Il libro che spiega come convivono tortura e democrazia

 

“Anche le democrazie possono convivere con la tortura. E di fatto convivono…Senza curarsi troppo del biasimo diffuso tra i cittadini, lo attestano i sondaggi… La maggior parte degli americani sono favorevoli, purchè abbiano la certezza che sventerà un attaco terroristico’”. La filosofa Donatella di Cesare scrive 237 pagine editate da Bollati Boringhieri per dire che di strada da fare ce n’è ancora tantissima.

La tesi è una sorta di “democratizzazione della tortura” che non dipende da una specifica forma politica. “Proprio la tortura rivela che il mistero della politica non è la legge, ma la polizia” aggiunge di Cesare. L’esempio più citato è “la guerra del terrore” dichiarata dagli Usa all’indomani dlel’11 settembre. Una guerra illimitata nello spazio e nel tempo.

Il saggio della filosofa è di grandissima attualità in un paese in cui non esiste una legge adeguata a sanzionare la torura come reato del pubblico ufficiale. La norma recentemente approvata dal nostro parlamento secondo le istituzioni europee non recipisce fino in fondo le direttive della convenzione internazionale.

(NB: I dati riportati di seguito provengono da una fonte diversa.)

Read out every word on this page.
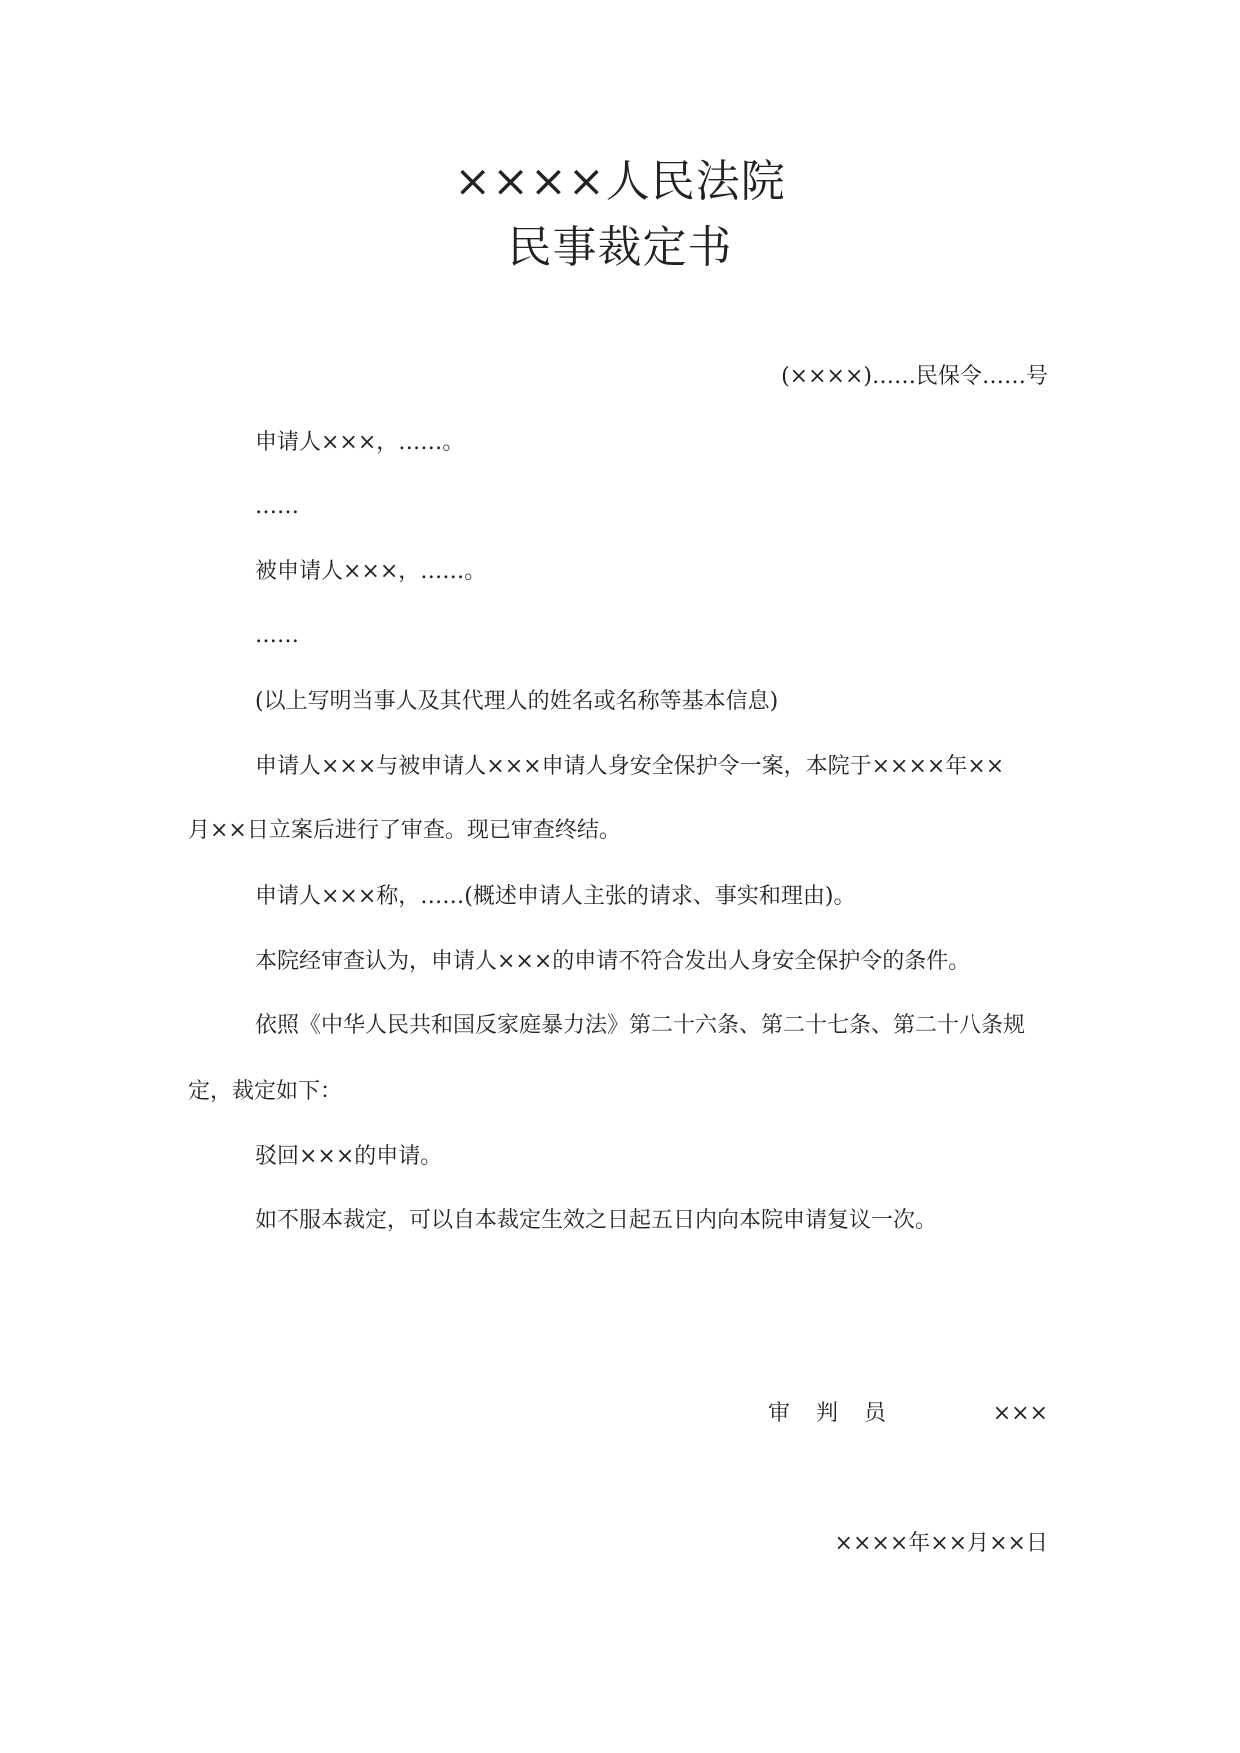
××××人民法院
民事裁定书
(××××)……民保令……号
申请人×××，……。
……
被申请人×××，……。
……
(以上写明当事人及其代理人的姓名或名称等基本信息)
申请人×××与被申请人×××申请人身安全保护令一案，本院于××××年××
月××日立案后进行了审查。现已审查终结。
申请人×××称，……(概述申请人主张的请求、事实和理由)。
本院经审查认为，申请人×××的申请不符合发出人身安全保护令的条件。
依照《中华人民共和国反家庭暴力法》第二十六条、第二十七条、第二十八条规
定，裁定如下：
驳回×××的申请。
如不服本裁定，可以自本裁定生效之日起五日内向本院申请复议一次。
审判员	×××
××××年××月××日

Ovviamente neanche la migliore delle leggi basterebbe.

Gli Usa che tutte le convezioni avevano recepito hanno poi aggirato l’ostacolo inventando una nuova categoria di nemico, quella del “combattente illegale”, perché le organizzazioni terroristiche non hanno firmato le convenzioni di Ginevra. E dunque il “combattente illegale” non può essere protetto.

Guantanamo, Abu Ghraib sono le tappe citate dal saggio e “accettare di discutere l’uso vuol dire già mettere in questione il veto di principio, l’interdizione assoluta. Così è nata l’ideologia liberale della tortura”. E ancora: “dato che la tortura è un male necessario si muta in bene”. Insomma è la morale del male minore, ma pure il male minore è un male.

Una serie televisiva americana, sempre dopo l’11 settembre, ha celebrato Jack Bauer, “il torturatore gentiluomo”. Tutto ruota intorno a un imminente attacco terroristico. “E lasciate fare a Jack” che sa come ottenere le informazioni per evitare l’attacco. “Jack, un patriota”.

Chi subisce la tortura non sopravvive alla morte degli altri ma alla propria, perché la tortura interrompe la continuità della vita. Nel saggio si parla di Giulio Regeni, dei fatti del G8 di Genova, dei fermati che venivano accolti in caserma con un “benvenuto ad Auscwitz”. Di Cesare rievoca la “tortura bianca” del carcere di Stemmaheim in Germania dove furono “suicidati” i militanti dlla Raf, i desaparecidos dell’America Latina. E pure quanto accadde in Italia durante i cosiddetti “anni di piombo”, ricordando le parole di Leonardo Sciascia: “Non c’è paese al mondo che ammetta la tortura ma di fatto sono pochi quelli in cui polizie, sottopolizie e criptopolizie non la pratichino”.

“La tortura non è un passo verso il genocidio ma manifesta lo stesso proposito distruttivo”, è la conclusione (frank cimini)

Tortura. Donatella Di Cesare. Bollati Boringhieri, 237 pagine.